Mexican eggs benedict with spicy jalapeno hollandaise recipe details
Make this classic breakfast at home with a spin you won’t get at the diner–a Mexican flair from avocados, tomatoes and spicy jalapenos.
Ready in: 20 mins
Ingredients
Serves: 2- 1 tablespoon white vinegar
- 4 eggs
- 1/4 cup butter, cubed
- 1 cup milk
- 1 package hollandaise sauce mix
- 2 tablespoons chopped, seeded jalapeno pepper
- 2 English muffins, split
- 4 slices tomato
- 1 medium ripe avocado, peeled and sliced
Preparation method
Prep: 5 mins | Cook: 15 mins1. Pour about 2 inches of water into a large skillet and stir in the vinegar. Place over high heat. When water boils, simmer on low. Break an egg into a teacup and tilt gently into the water; repeat for remaining eggs.
2. Let the eggs simmer for about 4 minutes, until whites are set.

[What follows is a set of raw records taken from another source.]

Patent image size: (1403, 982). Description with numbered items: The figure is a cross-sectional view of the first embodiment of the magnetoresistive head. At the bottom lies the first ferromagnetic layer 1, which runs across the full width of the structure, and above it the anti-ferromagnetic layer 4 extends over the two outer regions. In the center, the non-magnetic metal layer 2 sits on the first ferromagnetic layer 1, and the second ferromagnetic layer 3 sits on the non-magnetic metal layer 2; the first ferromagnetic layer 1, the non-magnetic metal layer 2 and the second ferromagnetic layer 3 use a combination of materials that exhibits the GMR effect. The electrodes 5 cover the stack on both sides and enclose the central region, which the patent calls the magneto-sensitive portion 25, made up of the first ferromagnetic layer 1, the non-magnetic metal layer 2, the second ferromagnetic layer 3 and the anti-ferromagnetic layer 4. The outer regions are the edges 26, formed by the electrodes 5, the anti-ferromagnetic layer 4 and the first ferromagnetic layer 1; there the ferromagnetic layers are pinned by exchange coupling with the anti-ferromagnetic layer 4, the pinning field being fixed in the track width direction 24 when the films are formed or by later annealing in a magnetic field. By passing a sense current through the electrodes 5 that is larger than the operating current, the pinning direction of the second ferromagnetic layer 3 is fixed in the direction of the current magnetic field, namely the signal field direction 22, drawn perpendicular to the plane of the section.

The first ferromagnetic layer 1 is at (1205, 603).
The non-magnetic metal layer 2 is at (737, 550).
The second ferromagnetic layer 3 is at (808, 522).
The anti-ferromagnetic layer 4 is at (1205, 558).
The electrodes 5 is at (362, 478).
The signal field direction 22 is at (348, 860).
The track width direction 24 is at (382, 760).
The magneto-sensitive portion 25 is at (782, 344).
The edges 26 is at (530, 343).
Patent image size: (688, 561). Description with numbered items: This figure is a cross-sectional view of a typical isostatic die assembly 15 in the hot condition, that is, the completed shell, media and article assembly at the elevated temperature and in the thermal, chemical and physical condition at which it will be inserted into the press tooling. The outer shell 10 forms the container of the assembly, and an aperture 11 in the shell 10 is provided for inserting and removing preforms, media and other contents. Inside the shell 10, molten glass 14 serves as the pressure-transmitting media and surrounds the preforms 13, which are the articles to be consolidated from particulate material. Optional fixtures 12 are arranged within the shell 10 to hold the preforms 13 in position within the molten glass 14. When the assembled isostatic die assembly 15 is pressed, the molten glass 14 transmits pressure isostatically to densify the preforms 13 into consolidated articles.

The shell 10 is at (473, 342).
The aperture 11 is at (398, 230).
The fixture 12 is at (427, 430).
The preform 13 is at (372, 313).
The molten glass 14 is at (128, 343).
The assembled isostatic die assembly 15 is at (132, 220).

Remove with a slotted spoon.
3. While eggs are cooking, toast the English muffins and make the hollandaise sauce, as follows.
4. Place butter in a saucepan and set over medium heat. When butter melts, add milk and sauce packet. When mixture boils, simmer on low heat for 1 minute to thicken. Add jalapeno.
5. On each plate, place two toasted muffin halves cut-side up. Top each with tomato, avocado slices, an egg, and the jalapeno hollandaise sauce. Serve.